As Clarke LJ put it at the start of his judgment: "This is another chapter in the long running saga of disputes between insurers about liability to indemnify claimants in respect of the cost of hiring replacement vehicles whilst their cars are being repaired following a road traffic accident". This case was unusual in that the claimant (innocent) driver had taken out two insurance policies with the same insurer, covering different periods of hire of a replacement car. Much of the case concerned an appeal from that factual finding, but of more general interest is the further issue of whether this was a case of double insurance.

When he had hired the replacement car, the claimant had taken out free insurance covering him in respect of legal expenses and replacement vehicle charges. Clause 4.9 of that policy had excluded "any claims that You are indemnified for under any other policy of insurance". The judge found, on the facts, that the second policy contained the same exclusion. It was held at first instance that the claim was made on the basis of a single insurance policy and since there was also cover under a second policy, clause 4.9 was engaged, so that in respect of the second hire period there was, by virtue of that clause, no cover under the first policy even if the cover under the first policy extended as a matter of construction to the whole period of hire.

The Court of Appeal held that the judge had been wrong. The insurer had been subrogated to the claimant's rights under both policies, not one. It also found that Clause 4.9 covered claims for which the second policy provided an indemnity according to its terms, whether or not the insurers had actually paid out. Further, following the finding in Weddell v Road Transport and General Ins Co[1933], since Clause 4.9 was included in both policies, they should be treated as cancelling each other out, in order to ensure that the claimant was not left without cover. It made no difference that the same insurer was involved here.

The Court of Appeal also applied the decision of the Privy Council in King v Victoria Insurance [1896], which held that insurers are entitled to be subrogated to the insured's rights where they pay a claim in good faith and honestly, and the tortfeasor cannot argue that there is no subrogation because the claim did not actually fall within the terms of the policy. The Court of Appeal confirmed that the fact that an insurer does not seek to rely on a policy exclusion does "not mean that the sums paid were not to be regarded as the fruits of the insurance or that the tortfeasor could take them".

Even if the insurer ought to have relied on the exclusion, it still paid the claimant under the policy and so any damages recovered by the claimant would have to be held on trust for the insurer, because the policy had contained a clause requiring the claimant "to hold all damages … recovered subject to a charge in Our favour in respect of all sums which We have paid out or which We have incurred a liability under this Policy" (emphasis added). Thus, the claimant would be bound to repay the payment of hire charges, whether or not the insurer had made a good faith payment under the insurance policy, so that there would be no double recovery.

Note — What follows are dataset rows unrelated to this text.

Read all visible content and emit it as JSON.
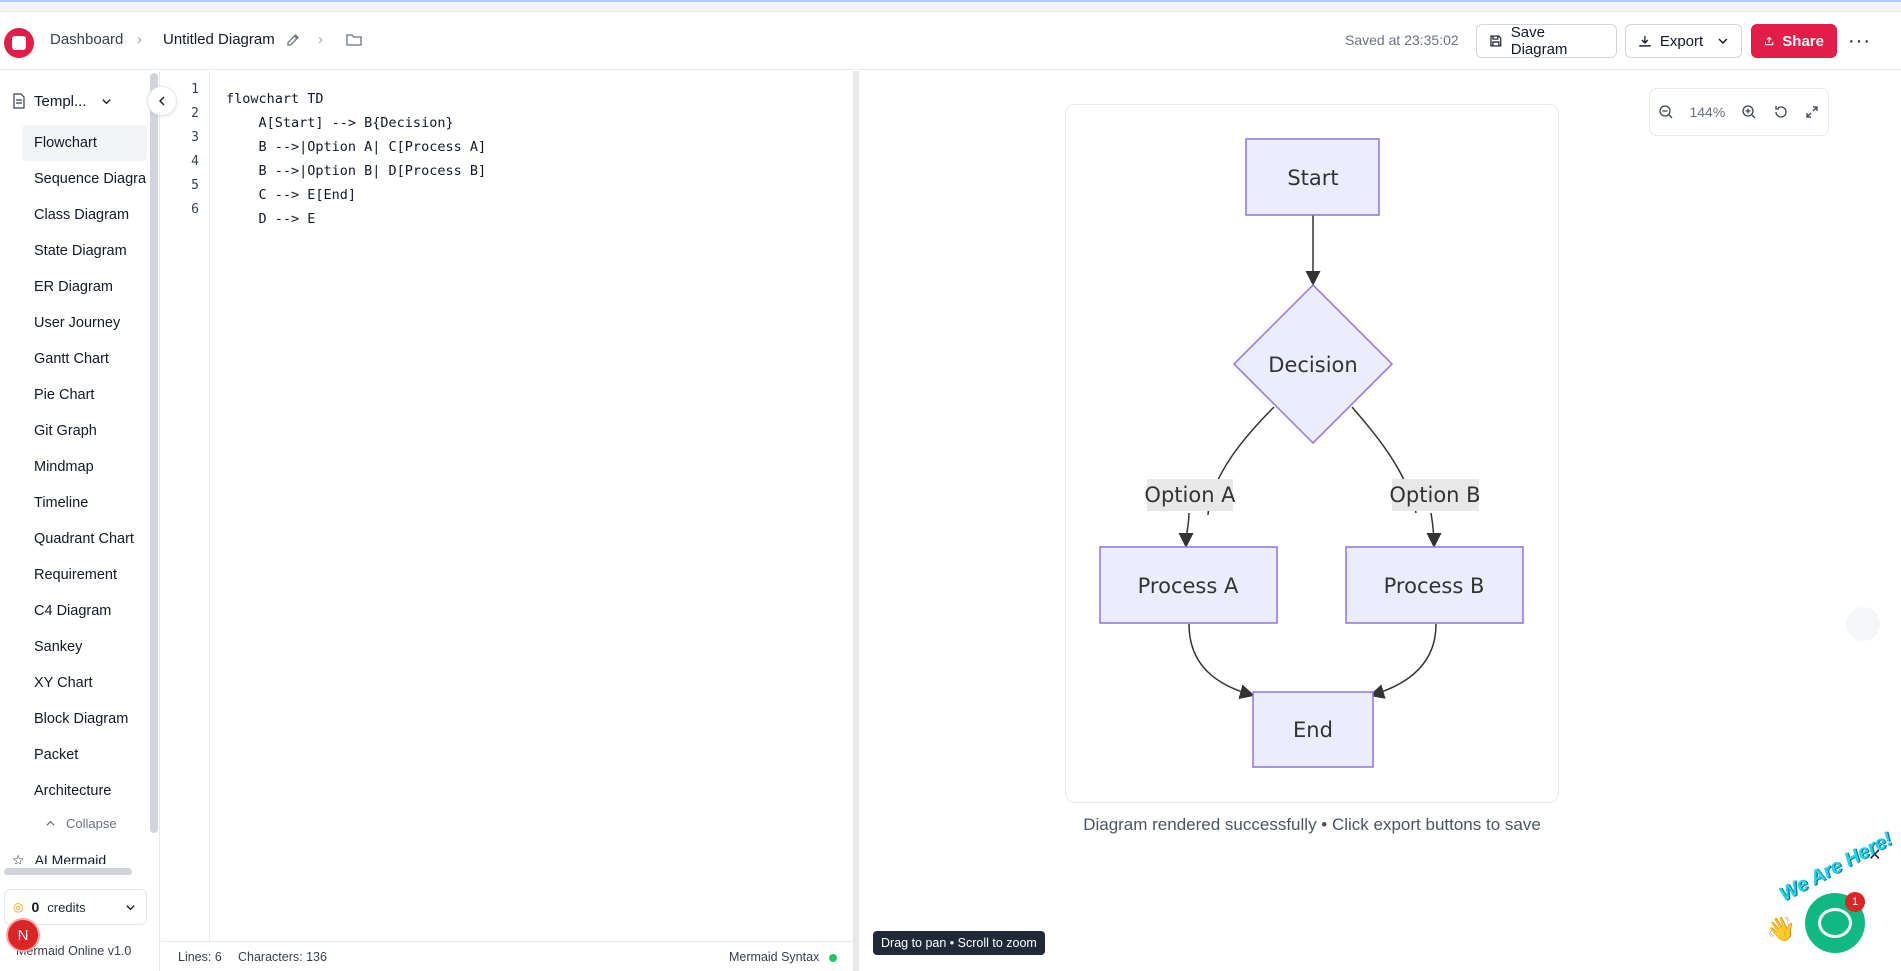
{
  "header": {
    "breadcrumb_dashboard": "Dashboard",
    "breadcrumb_title": "Untitled Diagram",
    "saved_text": "Saved at 23:35:02",
    "save_label": "Save Diagram",
    "export_label": "Export",
    "share_label": "Share"
  },
  "sidebar": {
    "templates_label": "Templ...",
    "items": [
      {
        "label": "Flowchart"
      },
      {
        "label": "Sequence Diagra"
      },
      {
        "label": "Class Diagram"
      },
      {
        "label": "State Diagram"
      },
      {
        "label": "ER Diagram"
      },
      {
        "label": "User Journey"
      },
      {
        "label": "Gantt Chart"
      },
      {
        "label": "Pie Chart"
      },
      {
        "label": "Git Graph"
      },
      {
        "label": "Mindmap"
      },
      {
        "label": "Timeline"
      },
      {
        "label": "Quadrant Chart"
      },
      {
        "label": "Requirement"
      },
      {
        "label": "C4 Diagram"
      },
      {
        "label": "Sankey"
      },
      {
        "label": "XY Chart"
      },
      {
        "label": "Block Diagram"
      },
      {
        "label": "Packet"
      },
      {
        "label": "Architecture"
      }
    ],
    "collapse_label": "Collapse",
    "ai_label": "AI Mermaid",
    "credits_value": "0",
    "credits_label": "credits",
    "avatar_initial": "N",
    "version": "Mermaid Online v1.0"
  },
  "editor": {
    "line_numbers": [
      "1",
      "2",
      "3",
      "4",
      "5",
      "6"
    ],
    "lines": [
      "flowchart TD",
      "    A[Start] --> B{Decision}",
      "    B -->|Option A| C[Process A]",
      "    B -->|Option B| D[Process B]",
      "    C --> E[End]",
      "    D --> E"
    ],
    "status_lines": "Lines: 6",
    "status_chars": "Characters: 136",
    "status_syntax": "Mermaid Syntax"
  },
  "preview": {
    "zoom": "144%",
    "caption": "Diagram rendered successfully • Click export buttons to save",
    "tooltip": "Drag to pan • Scroll to zoom",
    "nodes": {
      "start": "Start",
      "decision": "Decision",
      "process_a": "Process A",
      "process_b": "Process B",
      "end": "End"
    },
    "edge_labels": {
      "option_a": "Option A",
      "option_b": "Option B"
    }
  },
  "chat": {
    "badge_text": "We Are Here!",
    "count": "1",
    "close": "✕"
  },
  "colors": {
    "accent": "#e11d48",
    "node_fill": "#ECECFF",
    "node_stroke": "#9370DB"
  }
}
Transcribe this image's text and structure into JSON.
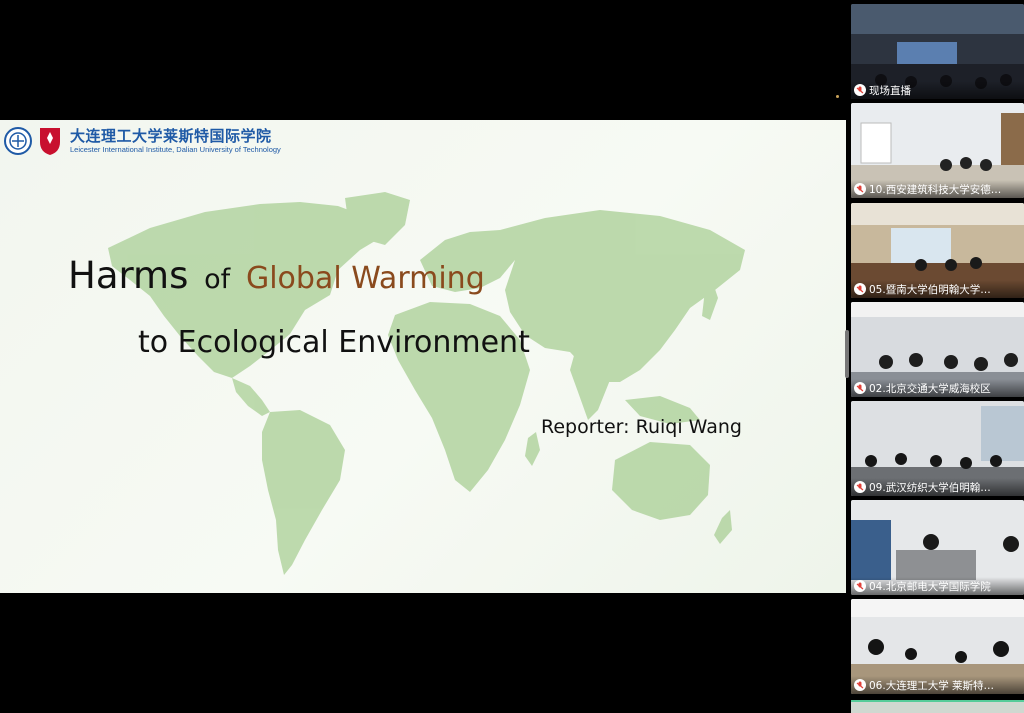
{
  "slide": {
    "logo_cn": "大连理工大学莱斯特国际学院",
    "logo_en": "Leicester International Institute, Dalian University of Technology",
    "title_harms": "Harms",
    "title_of": "of",
    "title_global": "Global Warming",
    "title_line2": "to Ecological Environment",
    "reporter": "Reporter: Ruiqi Wang",
    "accent_color": "#8a4a1d",
    "map_color": "#a9cf95"
  },
  "participants": [
    {
      "name": "现场直播",
      "icon": "mic-muted-icon"
    },
    {
      "name": "10.西安建筑科技大学安德…",
      "icon": "mic-muted-icon"
    },
    {
      "name": "05.暨南大学伯明翰大学…",
      "icon": "mic-muted-icon"
    },
    {
      "name": "02.北京交通大学威海校区",
      "icon": "mic-muted-icon"
    },
    {
      "name": "09.武汉纺织大学伯明翰…",
      "icon": "mic-muted-icon"
    },
    {
      "name": "04.北京邮电大学国际学院",
      "icon": "mic-muted-icon"
    },
    {
      "name": "06.大连理工大学 莱斯特…",
      "icon": "mic-muted-icon"
    }
  ]
}
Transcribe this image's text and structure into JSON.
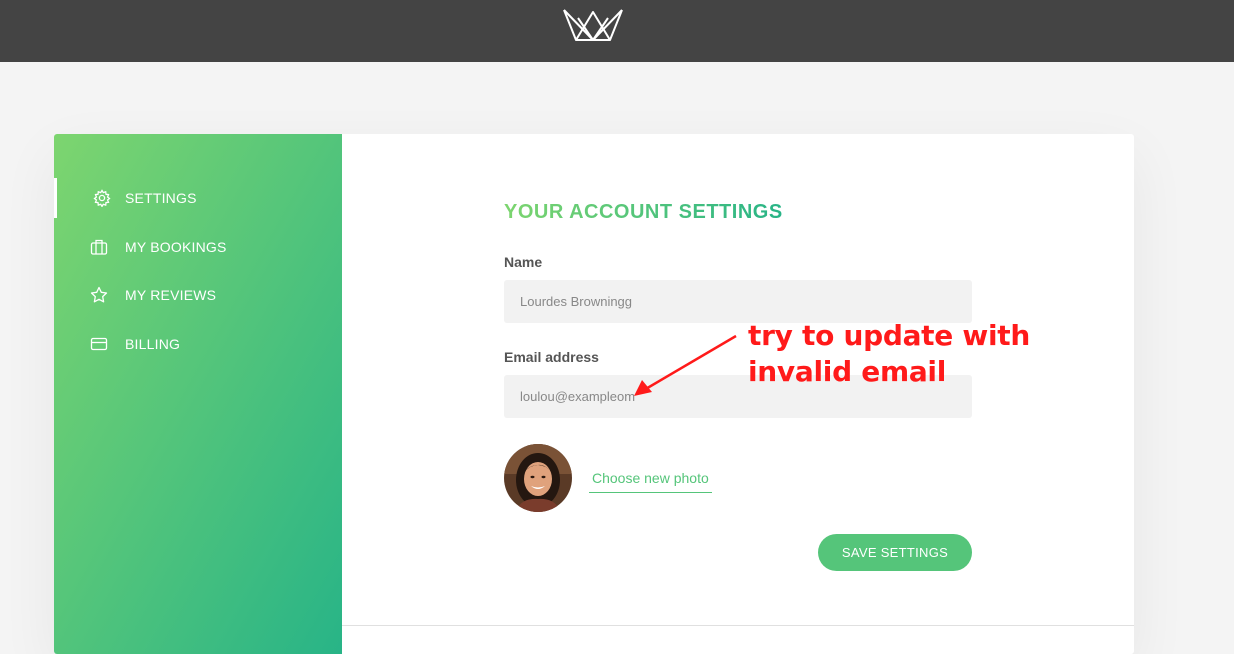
{
  "header": {
    "logo_icon": "crown-logo-icon"
  },
  "sidebar": {
    "items": [
      {
        "label": "Settings",
        "icon": "gear-icon",
        "active": true
      },
      {
        "label": "My bookings",
        "icon": "briefcase-icon",
        "active": false
      },
      {
        "label": "My reviews",
        "icon": "star-icon",
        "active": false
      },
      {
        "label": "Billing",
        "icon": "credit-card-icon",
        "active": false
      }
    ],
    "gradient": [
      "#7dd56f",
      "#28b487"
    ]
  },
  "settings_form": {
    "title": "Your account settings",
    "name_label": "Name",
    "name_value": "Lourdes Browningg",
    "email_label": "Email address",
    "email_value": "loulou@exampleom",
    "photo_link": "Choose new photo",
    "save_button": "Save settings"
  },
  "annotation": {
    "text_line1": "try to update with",
    "text_line2": "invalid email",
    "color": "#ff1a1a"
  },
  "colors": {
    "accent": "#55c57a",
    "topbar": "#444444"
  }
}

COMMENT: There has been some textbook discussion as to whether rights of subrogation arise following an ex gratia payment by an insurer (ie where the insurer pays even though it was under no legal obligation to do so). As mentioned above, King v Victoria is authority for the proposition that subrogation arises so long as the payment by the insurer was made in good faith. However, Butler & Merkin's Reinsurance Law (para C-0372)  has suggested that, rather than being an issue of subrogation, it can instead be argued (relying on the case of Hunt v Severs [1994]) that an implied trust arises over any recovered damages where an insurer has paid the insured (provided that there is no public policy ground for the refusal of a trust). In this case, the Court of Appeal did not need to find an implied trust, because an express one was provided for in the policy. It was clearly prepared, however, to accept the approach adopted in King v Victoria Insurance.